Anybody knows about Crown Club points issued by Summer Bay resort? How much do summer bay charges for conversion etc. Seems like they are equivalent to RCI points but Summer bay want to run their own point system just like Hilton or Raintree and make money in the conversion process.


----------



## NiessaK (Apr 28, 2009)

*Crown Club*

I have an existing house at Summer Bay and I am in the process of closing on a recently acquired points package. They want $8000.00 to convert both to the Crown Club. I think it is way too much. 
The only real benefit to the program is that it gives you access to a Marco Island property. The other properties do not seem to be lighting the world on fire.
I do not think I will be converting, too expensive. I think I will be picking up point packages at a fraction  of the price and let them come crawling to me for a reasonable conversion fee.


Good Luck!!!!!!


----------



## heymrbe (Sep 25, 2010)

*summer bay crown club*

Summer Bay's Crown Club points are exactly like RCI Global points. They exchange 1 for 1.  Converting to points from weeks is a seperate issue. You have to decide if it's right for you and the way you travel. Crown Club is more than just a conversion. It offers some other benefits to points management. Free exchanges within Summer Bay, priority access to all Summer Bay properties, not just your home resort but the best feature is two additional years to bank or borrow points with no fees. RCI Global points only offer two years, with Crown Club you get up to 4 years. (Disclaimer: I work for Summer Bay, but will offer you straight answers if you have any additional questions.)


----------



## DeniseM (Sep 25, 2010)

When you use the search function, be sure you look at the date - the question you answered was asked 17 mos. ago.

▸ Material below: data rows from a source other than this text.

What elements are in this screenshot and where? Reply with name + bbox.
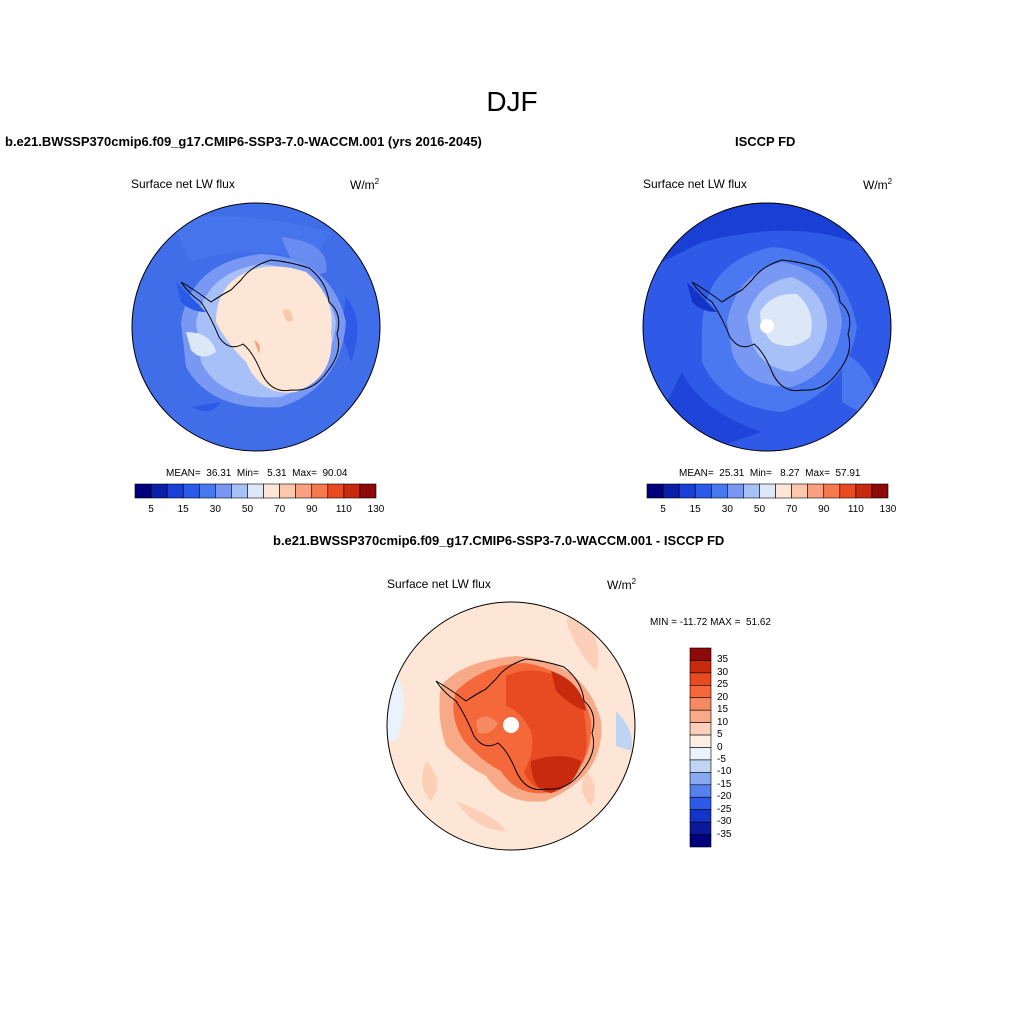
panel2-title: ISCCP FD bbox=[735, 134, 796, 149]
colorbar-tick-label: 5 bbox=[717, 729, 723, 741]
colorbar-swatch bbox=[279, 483, 296, 499]
colorbar-swatch bbox=[689, 747, 712, 761]
panel2-variable-label: Surface net LW flux bbox=[643, 177, 747, 191]
panel1-variable-label: Surface net LW flux bbox=[131, 177, 235, 191]
colorbar-tick-label: 15 bbox=[717, 704, 729, 716]
colorbar-swatch bbox=[689, 772, 712, 786]
colorbar-tick-label: 30 bbox=[209, 504, 221, 515]
colorbar-swatch bbox=[727, 483, 744, 499]
panel1-units: W/m2 bbox=[350, 177, 380, 192]
colorbar-tick-label: 130 bbox=[367, 504, 385, 515]
colorbar-swatch bbox=[231, 483, 248, 499]
colorbar-tick-label: -20 bbox=[717, 791, 732, 803]
colorbar-swatch bbox=[646, 483, 664, 499]
colorbar-swatch bbox=[689, 809, 712, 823]
colorbar-swatch bbox=[263, 483, 280, 499]
colorbar-tick-label: -30 bbox=[717, 816, 732, 828]
colorbar-tick-label: 15 bbox=[177, 504, 189, 515]
colorbar-tick-label: -10 bbox=[717, 766, 732, 778]
colorbar-tick-label: 70 bbox=[786, 504, 798, 515]
colorbar-tick-label: 30 bbox=[721, 504, 733, 515]
figure-title: DJF bbox=[486, 86, 538, 117]
colorbar-swatch bbox=[134, 483, 152, 499]
colorbar-swatch bbox=[689, 759, 712, 773]
colorbar-swatch bbox=[871, 483, 889, 499]
colorbar-tick-label: 90 bbox=[306, 504, 318, 515]
colorbar-tick-label: 35 bbox=[717, 654, 729, 666]
colorbar-tick-label: 5 bbox=[660, 504, 666, 515]
colorbar-tick-label: 70 bbox=[274, 504, 286, 515]
colorbar-swatch bbox=[839, 483, 857, 499]
colorbar-swatch bbox=[689, 734, 712, 748]
colorbar-swatch bbox=[215, 483, 232, 499]
panel1-polar-map bbox=[131, 202, 381, 452]
colorbar-swatch bbox=[359, 483, 377, 499]
colorbar-tick-label: 20 bbox=[717, 691, 729, 703]
colorbar-tick-label: 25 bbox=[717, 679, 729, 691]
colorbar-tick-label: 50 bbox=[753, 504, 766, 515]
colorbar-tick-label: 30 bbox=[717, 666, 729, 678]
panel1-stats: MEAN= 36.31 Min= 5.31 Max= 90.04 bbox=[166, 468, 348, 479]
colorbar-swatch bbox=[710, 483, 728, 499]
colorbar-swatch bbox=[855, 483, 873, 499]
colorbar-tick-label: 50 bbox=[241, 504, 254, 515]
colorbar-swatch bbox=[689, 821, 712, 835]
colorbar-tick-label: -15 bbox=[717, 778, 732, 790]
colorbar-swatch bbox=[689, 796, 712, 810]
colorbar-swatch bbox=[694, 483, 712, 499]
panel3-units: W/m2 bbox=[607, 577, 637, 592]
colorbar-tick-label: 110 bbox=[335, 504, 352, 515]
colorbar-swatch bbox=[311, 483, 329, 499]
colorbar-tick-label: -35 bbox=[717, 828, 732, 840]
colorbar-swatch bbox=[689, 685, 712, 699]
colorbar-tick-label: 10 bbox=[717, 716, 729, 728]
colorbar-swatch bbox=[327, 483, 345, 499]
colorbar-swatch bbox=[689, 697, 712, 711]
colorbar-swatch bbox=[689, 672, 712, 686]
colorbar-tick-label: 0 bbox=[717, 741, 723, 753]
colorbar-tick-label: 110 bbox=[847, 504, 864, 515]
panel2-colorbar bbox=[646, 483, 889, 499]
colorbar-swatch bbox=[182, 483, 200, 499]
panel2-units: W/m2 bbox=[863, 177, 893, 192]
colorbar-swatch bbox=[759, 483, 776, 499]
colorbar-swatch bbox=[678, 483, 696, 499]
colorbar-swatch bbox=[689, 834, 712, 848]
colorbar-swatch bbox=[689, 784, 712, 798]
colorbar-swatch bbox=[743, 483, 760, 499]
colorbar-swatch bbox=[166, 483, 184, 499]
colorbar-swatch bbox=[689, 709, 712, 723]
colorbar-tick-label: -25 bbox=[717, 803, 732, 815]
colorbar-swatch bbox=[198, 483, 216, 499]
panel3-colorbar bbox=[689, 647, 712, 848]
colorbar-tick-label: -5 bbox=[717, 753, 726, 765]
colorbar-swatch bbox=[791, 483, 808, 499]
panel3-polar-map bbox=[386, 601, 636, 851]
colorbar-swatch bbox=[823, 483, 841, 499]
colorbar-swatch bbox=[662, 483, 680, 499]
colorbar-tick-label: 130 bbox=[879, 504, 897, 515]
colorbar-swatch bbox=[295, 483, 313, 499]
colorbar-swatch bbox=[775, 483, 792, 499]
panel3-stats: MIN = -11.72 MAX = 51.62 bbox=[650, 617, 771, 628]
colorbar-swatch bbox=[807, 483, 825, 499]
panel1-colorbar bbox=[134, 483, 377, 499]
colorbar-swatch bbox=[150, 483, 168, 499]
colorbar-swatch bbox=[343, 483, 361, 499]
panel2-stats: MEAN= 25.31 Min= 8.27 Max= 57.91 bbox=[679, 468, 861, 479]
colorbar-tick-label: 15 bbox=[689, 504, 701, 515]
colorbar-tick-label: 5 bbox=[148, 504, 154, 515]
colorbar-swatch bbox=[689, 660, 712, 674]
panel3-variable-label: Surface net LW flux bbox=[387, 577, 491, 591]
colorbar-swatch bbox=[247, 483, 264, 499]
colorbar-swatch bbox=[689, 647, 712, 661]
panel1-title: b.e21.BWSSP370cmip6.f09_g17.CMIP6-SSP3-7… bbox=[5, 134, 482, 149]
panel3-title: b.e21.BWSSP370cmip6.f09_g17.CMIP6-SSP3-7… bbox=[273, 533, 725, 548]
panel2-polar-map bbox=[642, 202, 892, 452]
colorbar-tick-label: 90 bbox=[818, 504, 830, 515]
colorbar-swatch bbox=[689, 722, 712, 736]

While we welcome your expertise on TUG, please note that we have a strict no advertising/self-promotion rule.  Here are the posting rules for more info.


----------



## sjuhawk_jd (Sep 26, 2010)

heymrbe said:


> Summer Bay's Crown Club points are exactly like RCI Global points. They exchange 1 for 1.  Converting to points from weeks is a seperate issue. You have to decide if it's right for you and the way you travel. Crown Club is more than just a conversion. It offers some other benefits to points management. Free exchanges within Summer Bay, priority access to all Summer Bay properties, not just your home resort but the best feature is two additional years to bank or borrow points with no fees. RCI Global points only offer two years, with Crown Club you get up to 4 years. (Disclaimer: I work for Summer Bay, but will offer you straight answers if you have any additional questions.)



Summer bay resorts are widely available through RCI most of the times, including prime holiday weeks and they are usually just sitting there. Therefore, I do not see any benefit in getting priority access to summer bay properties. Priority makes sense for Marriott and starwood type resorts, especially high demand ones in Southern California, hawaii, and prime ski weeks etc. I have not seen anyone here on TUG mentioning crown club points since I started this thread over a year ago, so must not be generating any buzz as a worthwhile travel product. I had purchased sunset cove marco island (summer bay resort) in April of 2009 and I was being encouraged to cough up big money to convert to crown club points (by the summer bay resort). Instead, I spent $299 and enrolled in hilton grand vacation club and I receive 9600 points per year (extremely valuable points). I have no desire to every stay at any summer bay resort.


----------